Stress is defined as an organism's total response to environmental demands or pressures. When stress was first studied in the 1950s, the term was used to denote both the causes and the experienced effects of these pressures. Since the 1990s, however, the word stressor has been used for a stimulus that provokes a stress response. One recurrent disagreement among researchers concerns the definition of stress in humans. The issue is whether it is primarily an external response that can be measured by changes in glandular secretions, skin reactions, and other physical functions—or if it is an internal interpretation of, or reaction to, a stressor, or both.
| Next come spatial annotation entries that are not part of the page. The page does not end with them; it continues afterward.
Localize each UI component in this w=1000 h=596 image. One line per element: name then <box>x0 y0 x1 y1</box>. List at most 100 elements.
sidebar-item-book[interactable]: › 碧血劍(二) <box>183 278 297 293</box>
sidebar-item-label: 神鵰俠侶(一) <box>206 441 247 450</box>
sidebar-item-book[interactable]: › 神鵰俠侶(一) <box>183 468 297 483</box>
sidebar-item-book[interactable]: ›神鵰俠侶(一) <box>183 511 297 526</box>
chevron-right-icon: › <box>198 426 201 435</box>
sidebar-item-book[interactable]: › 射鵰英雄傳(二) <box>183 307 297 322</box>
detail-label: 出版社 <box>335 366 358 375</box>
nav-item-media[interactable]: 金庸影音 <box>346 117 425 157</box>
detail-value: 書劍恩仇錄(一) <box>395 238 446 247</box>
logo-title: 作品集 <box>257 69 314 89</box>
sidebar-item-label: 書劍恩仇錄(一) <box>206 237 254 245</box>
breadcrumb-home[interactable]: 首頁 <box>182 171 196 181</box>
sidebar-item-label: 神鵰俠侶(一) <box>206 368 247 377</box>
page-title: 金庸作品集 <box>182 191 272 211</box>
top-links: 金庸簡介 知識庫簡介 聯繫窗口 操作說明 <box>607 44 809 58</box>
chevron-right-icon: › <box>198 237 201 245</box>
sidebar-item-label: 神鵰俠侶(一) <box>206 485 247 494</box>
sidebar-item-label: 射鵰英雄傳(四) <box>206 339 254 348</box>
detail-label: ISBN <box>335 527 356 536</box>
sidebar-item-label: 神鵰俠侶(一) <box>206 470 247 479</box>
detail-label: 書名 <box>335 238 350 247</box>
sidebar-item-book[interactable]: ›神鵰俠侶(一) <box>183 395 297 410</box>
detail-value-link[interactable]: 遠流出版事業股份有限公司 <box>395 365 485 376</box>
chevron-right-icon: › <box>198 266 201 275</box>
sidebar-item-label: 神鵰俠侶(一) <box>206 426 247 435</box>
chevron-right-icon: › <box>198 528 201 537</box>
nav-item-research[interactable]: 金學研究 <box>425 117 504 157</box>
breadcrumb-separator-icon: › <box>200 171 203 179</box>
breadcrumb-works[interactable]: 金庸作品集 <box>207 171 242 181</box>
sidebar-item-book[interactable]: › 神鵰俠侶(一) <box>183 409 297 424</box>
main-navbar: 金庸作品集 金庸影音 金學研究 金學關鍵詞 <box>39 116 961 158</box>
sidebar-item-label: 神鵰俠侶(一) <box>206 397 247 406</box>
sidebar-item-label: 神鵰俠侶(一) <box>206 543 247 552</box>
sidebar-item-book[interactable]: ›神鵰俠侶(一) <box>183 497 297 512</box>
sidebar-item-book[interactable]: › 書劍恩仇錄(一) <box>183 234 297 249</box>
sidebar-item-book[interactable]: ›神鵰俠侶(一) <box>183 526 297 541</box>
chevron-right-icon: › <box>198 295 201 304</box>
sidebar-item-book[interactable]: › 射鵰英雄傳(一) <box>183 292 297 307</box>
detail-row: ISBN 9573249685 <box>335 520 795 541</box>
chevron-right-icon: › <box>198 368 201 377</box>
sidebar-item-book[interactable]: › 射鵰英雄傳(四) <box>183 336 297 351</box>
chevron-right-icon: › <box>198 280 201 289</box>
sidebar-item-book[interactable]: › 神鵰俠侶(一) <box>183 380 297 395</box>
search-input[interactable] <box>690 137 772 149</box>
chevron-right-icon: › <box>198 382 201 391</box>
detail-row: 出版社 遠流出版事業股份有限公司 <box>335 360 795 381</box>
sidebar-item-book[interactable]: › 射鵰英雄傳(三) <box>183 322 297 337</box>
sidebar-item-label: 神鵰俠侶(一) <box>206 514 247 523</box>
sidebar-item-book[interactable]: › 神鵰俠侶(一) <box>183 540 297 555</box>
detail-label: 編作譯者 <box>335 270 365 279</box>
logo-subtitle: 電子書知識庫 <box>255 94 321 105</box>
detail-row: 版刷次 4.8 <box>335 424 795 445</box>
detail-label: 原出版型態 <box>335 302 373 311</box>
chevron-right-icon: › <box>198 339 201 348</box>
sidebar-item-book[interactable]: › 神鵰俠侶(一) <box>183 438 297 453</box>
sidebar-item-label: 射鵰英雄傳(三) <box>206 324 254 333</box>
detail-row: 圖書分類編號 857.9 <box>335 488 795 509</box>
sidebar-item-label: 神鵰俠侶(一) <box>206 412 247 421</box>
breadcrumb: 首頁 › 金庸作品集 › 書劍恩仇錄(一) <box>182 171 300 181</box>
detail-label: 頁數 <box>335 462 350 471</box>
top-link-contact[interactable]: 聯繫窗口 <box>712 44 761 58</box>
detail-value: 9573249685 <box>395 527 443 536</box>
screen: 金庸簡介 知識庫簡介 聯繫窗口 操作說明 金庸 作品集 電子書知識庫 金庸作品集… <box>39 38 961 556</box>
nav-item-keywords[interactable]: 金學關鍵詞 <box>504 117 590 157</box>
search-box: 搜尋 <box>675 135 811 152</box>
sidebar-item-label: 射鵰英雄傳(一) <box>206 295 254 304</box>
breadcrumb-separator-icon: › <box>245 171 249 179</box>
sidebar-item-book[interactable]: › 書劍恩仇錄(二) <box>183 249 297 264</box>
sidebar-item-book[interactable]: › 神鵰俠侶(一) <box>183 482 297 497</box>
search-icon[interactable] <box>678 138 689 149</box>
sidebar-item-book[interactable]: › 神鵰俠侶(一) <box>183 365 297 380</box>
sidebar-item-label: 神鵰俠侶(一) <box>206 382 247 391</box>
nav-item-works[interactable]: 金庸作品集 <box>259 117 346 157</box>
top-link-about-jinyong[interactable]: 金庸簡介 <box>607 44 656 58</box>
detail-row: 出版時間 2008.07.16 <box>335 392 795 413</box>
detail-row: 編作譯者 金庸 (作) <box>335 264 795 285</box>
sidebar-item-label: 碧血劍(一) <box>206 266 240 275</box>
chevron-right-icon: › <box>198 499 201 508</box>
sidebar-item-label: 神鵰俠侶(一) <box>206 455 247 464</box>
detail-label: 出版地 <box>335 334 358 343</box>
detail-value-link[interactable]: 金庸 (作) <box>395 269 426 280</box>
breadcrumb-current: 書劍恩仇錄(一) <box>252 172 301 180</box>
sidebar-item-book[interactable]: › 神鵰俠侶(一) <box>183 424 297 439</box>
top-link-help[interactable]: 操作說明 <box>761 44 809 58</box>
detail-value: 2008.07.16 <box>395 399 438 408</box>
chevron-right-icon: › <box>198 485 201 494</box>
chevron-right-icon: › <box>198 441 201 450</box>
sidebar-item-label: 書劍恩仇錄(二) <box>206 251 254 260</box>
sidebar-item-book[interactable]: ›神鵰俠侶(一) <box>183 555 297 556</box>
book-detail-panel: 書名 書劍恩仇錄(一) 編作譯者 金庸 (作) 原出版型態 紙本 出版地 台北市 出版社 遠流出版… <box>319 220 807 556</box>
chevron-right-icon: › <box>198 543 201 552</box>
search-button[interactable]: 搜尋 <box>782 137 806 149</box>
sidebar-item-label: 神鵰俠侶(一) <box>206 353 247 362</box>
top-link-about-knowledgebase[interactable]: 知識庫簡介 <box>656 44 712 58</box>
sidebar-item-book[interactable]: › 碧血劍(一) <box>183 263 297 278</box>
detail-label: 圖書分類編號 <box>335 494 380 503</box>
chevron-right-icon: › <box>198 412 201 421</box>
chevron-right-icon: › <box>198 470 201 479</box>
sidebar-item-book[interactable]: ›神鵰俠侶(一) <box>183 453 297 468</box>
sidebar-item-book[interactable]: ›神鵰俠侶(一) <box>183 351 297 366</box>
Stress in humans results from interactions between persons and their environment that are perceived as straining or exceeding their adaptive capacities and threatening their well-being. The element of perception indicates that human stress responses reflect differences in personality, as well as differences in physical strength or general health. Researchers have found that stressors can be:
sequential, such as events leading up to a job promotion or a move
intermittent, such as college exams
chronic, such as living with a life-threatening illness, being in an unhappy marriage, or living in poverty
Risk factors for stress-related illnesses are a mix of personal, interpersonal, and social variables. These factors include lack or loss of control over one's physical environment, and lack or loss of social support networks. People who are dependent on others (e.g., children or the elderly) or who are socially disadvantaged (i.e., because of race, gender, education level, or similar factors) are at greater risk of developing stress-related illnesses. Other risk factors include feelings of helplessness, hopelessness, extreme fear or anger, and cynicism or distrust of others.